European cities including Paris and London also on radar for regional investors, says report
Dubai’s property sector is the most popular asset class for Middle Eastern investors buoyed by its improved economic outlook, stable political situation and recovering rental and values, a report said.
While the emirate is the most popular asset class regionally, European cities such as London and Paris remain hotspots for Middle Eastern investors looking to buy into real estate outside the region, Jones Lang LaSalle (JLL) said in its investor sentiment survey.
“Middle Eastern investors prefer Dubai as investment destination in the MENA region with sentiment towards the emirate improving significantly over the past 12 months,” said the report.
“While the real estate market has lagged [behind] the overall economy, there are now increasing signs that the sector is recovering, at least for selected prime locations. Investment activity and prices are rising, particularly in residential and hospitality sectors of the market,” it added.
Dubai’s property sector, which was hit hard by the global economic downturn in 2008-2009, is starting to show some signs of recovery. Apartment prices increased 5 percent in the second quarter compared with six months ago, according to Knight Frank's quarterly prime global cities index.
Investors have shifted their focus from off-plan property to completed real estate in the wake of Dubai’s property crash.
“As MENA markets mature, they [investors] are placing more emphasis on implementing medium to long-term strategies as opposed to opportunistic, sporadic buying behaviour,” noted the report.
“Dubai-based investors are particularly focused on income-producing assets. The situation differs a little in Saudi Arabia where most of the family offices and high net worth private individuals have large land banks on their books at historical values and are therefore more willing to take development risk,” it added.
Saudi Arabia is the second most popular destination regionally, followed by Abu Dhabi. Increased geopolitical stability in Egypt is boosting investor sentiment and is expected to start attracting regional investors “providing that political and economic stability continues”, said JLL.
Europe, with its political stability and strong legal system, has continued to attract regional buyers. Middle East investors purchased US$5.3bn worth of property outside of the Middle East during the first nine months of 2012, more than the whole of 2011.

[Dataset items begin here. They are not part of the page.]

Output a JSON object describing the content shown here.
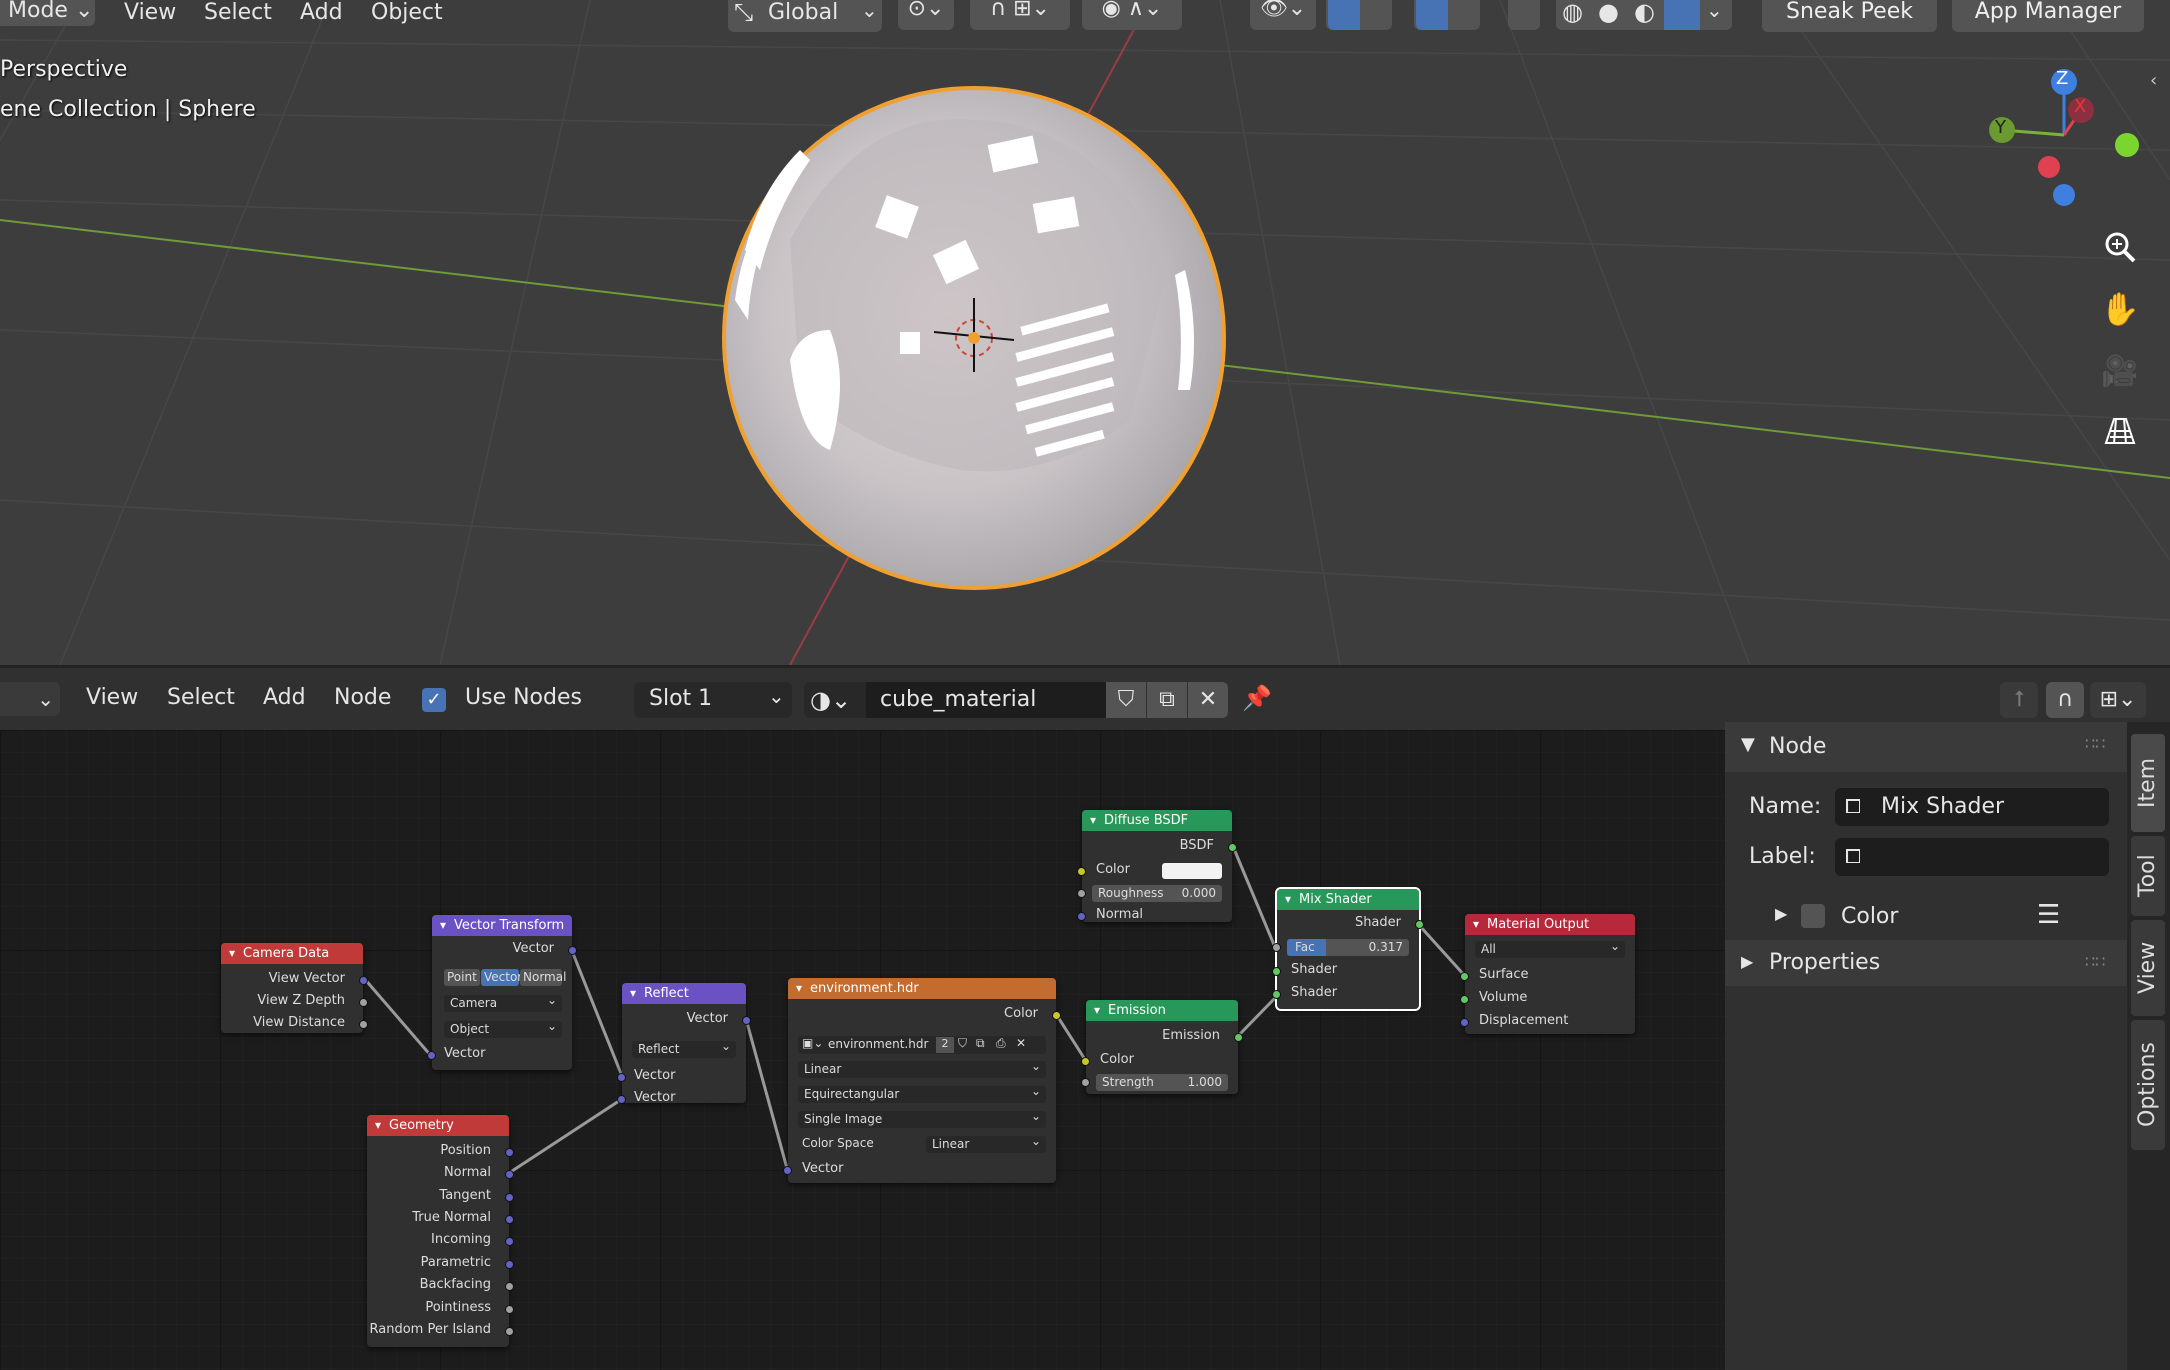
{
  "viewport": {
    "menu": [
      "Mode",
      "View",
      "Select",
      "Add",
      "Object"
    ],
    "transform_orientation": "Global",
    "buttons": [
      "Sneak Peek",
      "App Manager"
    ],
    "overlay_line1": "Perspective",
    "overlay_line2": "ene Collection | Sphere",
    "gizmo": {
      "z": "Z",
      "x": "X",
      "y": "Y"
    }
  },
  "node_editor_header": {
    "menu": [
      "View",
      "Select",
      "Add",
      "Node"
    ],
    "use_nodes_label": "Use Nodes",
    "slot": "Slot 1",
    "material": "cube_material"
  },
  "nodes": {
    "camera_data": {
      "title": "Camera Data",
      "outputs": [
        "View Vector",
        "View Z Depth",
        "View Distance"
      ]
    },
    "vector_transform": {
      "title": "Vector Transform",
      "output": "Vector",
      "modes": [
        "Point",
        "Vector",
        "Normal"
      ],
      "from": "Camera",
      "to": "Object",
      "input": "Vector"
    },
    "reflect": {
      "title": "Reflect",
      "output": "Vector",
      "op": "Reflect",
      "inputs": [
        "Vector",
        "Vector"
      ]
    },
    "geometry": {
      "title": "Geometry",
      "outputs": [
        "Position",
        "Normal",
        "Tangent",
        "True Normal",
        "Incoming",
        "Parametric",
        "Backfacing",
        "Pointiness",
        "Random Per Island"
      ]
    },
    "environment": {
      "title": "environment.hdr",
      "output": "Color",
      "image": "environment.hdr",
      "users": "2",
      "interp": "Linear",
      "projection": "Equirectangular",
      "source": "Single Image",
      "color_space_label": "Color Space",
      "color_space": "Linear",
      "input": "Vector"
    },
    "diffuse": {
      "title": "Diffuse BSDF",
      "output": "BSDF",
      "color_label": "Color",
      "roughness_label": "Roughness",
      "roughness": "0.000",
      "normal_label": "Normal"
    },
    "emission": {
      "title": "Emission",
      "output": "Emission",
      "color_label": "Color",
      "strength_label": "Strength",
      "strength": "1.000"
    },
    "mix": {
      "title": "Mix Shader",
      "output": "Shader",
      "fac_label": "Fac",
      "fac": "0.317",
      "fac_value": 0.317,
      "inputs": [
        "Shader",
        "Shader"
      ]
    },
    "output": {
      "title": "Material Output",
      "target": "All",
      "inputs": [
        "Surface",
        "Volume",
        "Displacement"
      ]
    }
  },
  "sidebar": {
    "panel_node": "Node",
    "name_label": "Name:",
    "name_value": "Mix Shader",
    "label_label": "Label:",
    "label_value": "",
    "color_label": "Color",
    "properties_label": "Properties",
    "tabs": [
      "Item",
      "Tool",
      "View",
      "Options"
    ]
  },
  "colors": {
    "input_header": "#c13a3a",
    "converter_header": "#6b52c4",
    "shader_header": "#279859",
    "texture_header": "#c46b2f",
    "output_header": "#b6293a",
    "selection_outline": "#f0a030",
    "accent": "#4772b3"
  }
}
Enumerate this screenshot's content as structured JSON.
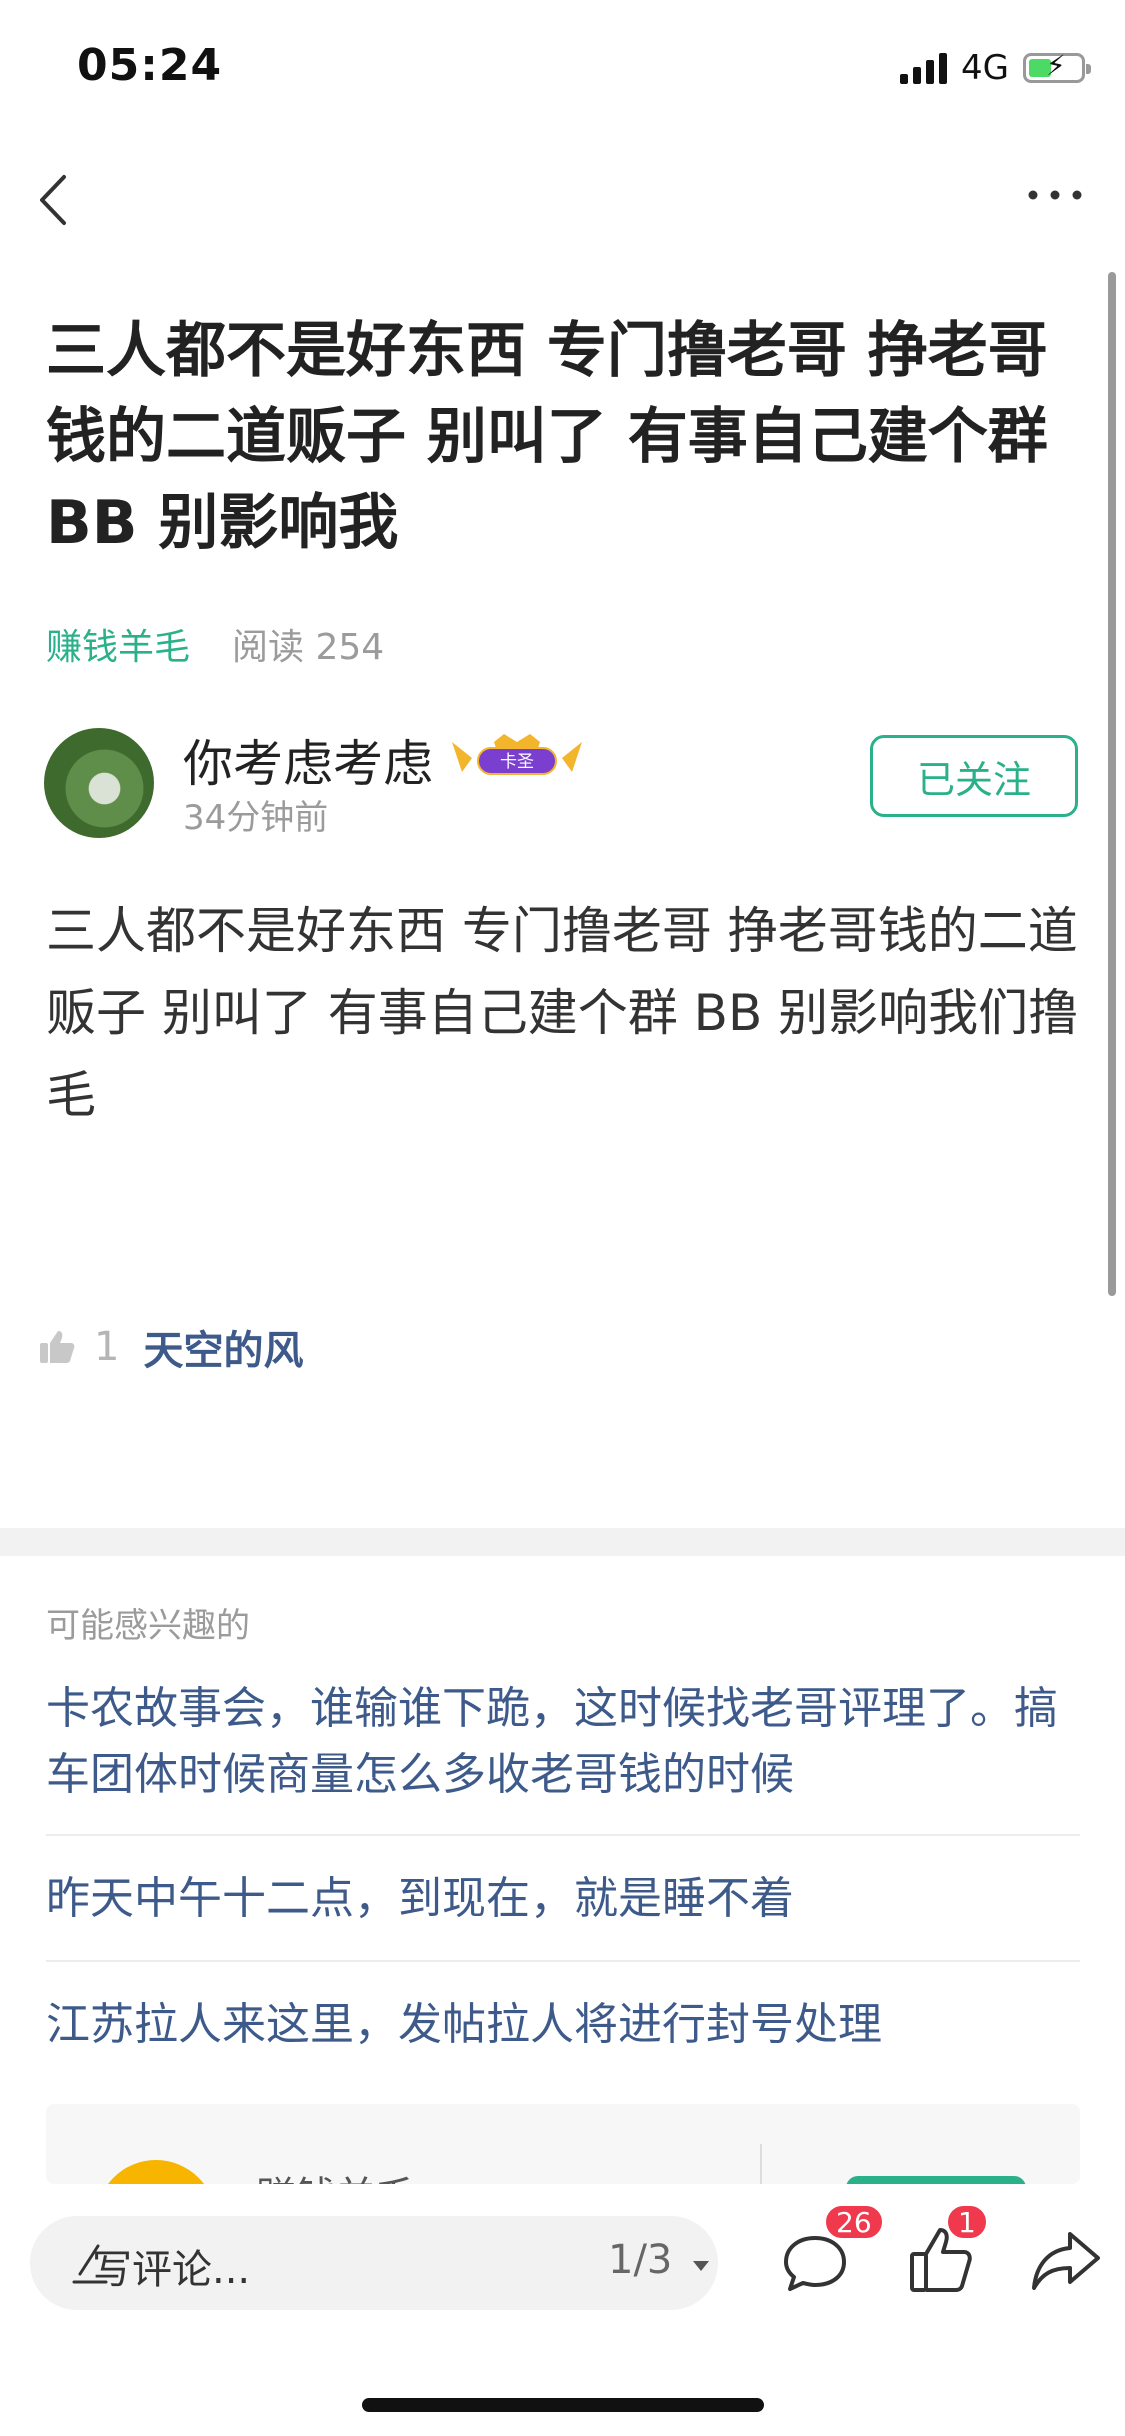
{
  "status_bar": {
    "time": "05:24",
    "network": "4G",
    "signal_bars": 4,
    "battery_level": 0.4
  },
  "nav": {
    "back_icon": "chevron-left-icon",
    "more_icon": "more-horizontal-icon"
  },
  "post": {
    "title": "三人都不是好东西 专门撸老哥 挣老哥钱的二道贩子 别叫了 有事自己建个群BB 别影响我",
    "category": "赚钱羊毛",
    "read_label": "阅读",
    "read_count": "254",
    "author": {
      "name": "你考虑考虑",
      "badge": "卡圣",
      "time": "34分钟前",
      "follow_label": "已关注"
    },
    "body": "三人都不是好东西 专门撸老哥 挣老哥钱的二道贩子 别叫了 有事自己建个群 BB 别影响我们撸毛",
    "likes": {
      "count": "1",
      "liker": "天空的风"
    }
  },
  "related": {
    "heading": "可能感兴趣的",
    "items": [
      {
        "title": "卡农故事会，谁输谁下跪，这时候找老哥评理了。搞车团体时候商量怎么多收老哥钱的时候"
      },
      {
        "title": "昨天中午十二点，到现在，就是睡不着"
      },
      {
        "title": "江苏拉人来这里，发帖拉人将进行封号处理"
      }
    ],
    "card": {
      "title": "赚钱羊毛"
    }
  },
  "bottom_bar": {
    "comment_placeholder": "写评论...",
    "page_indicator": "1/3",
    "comment_count": "26",
    "like_count": "1",
    "icons": [
      "pencil-icon",
      "comment-icon",
      "thumbs-up-icon",
      "share-icon"
    ]
  },
  "colors": {
    "accent": "#2ab189",
    "link": "#3d5a8a",
    "badge": "#f0394c"
  }
}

London remained the most popular city to invest in with Middle Eastern buyers snapping up US$2.3bn worth of property between January and September, more than double the amount purchased during the same period last year.
Major real estate investments in the capital included Qatar Investment Authority’s US$527m purchase of the Credit Suisse headquarters in Canary Wharf. Regional investors also continued to snap up property in other European cities, most notably in Paris and Budapest.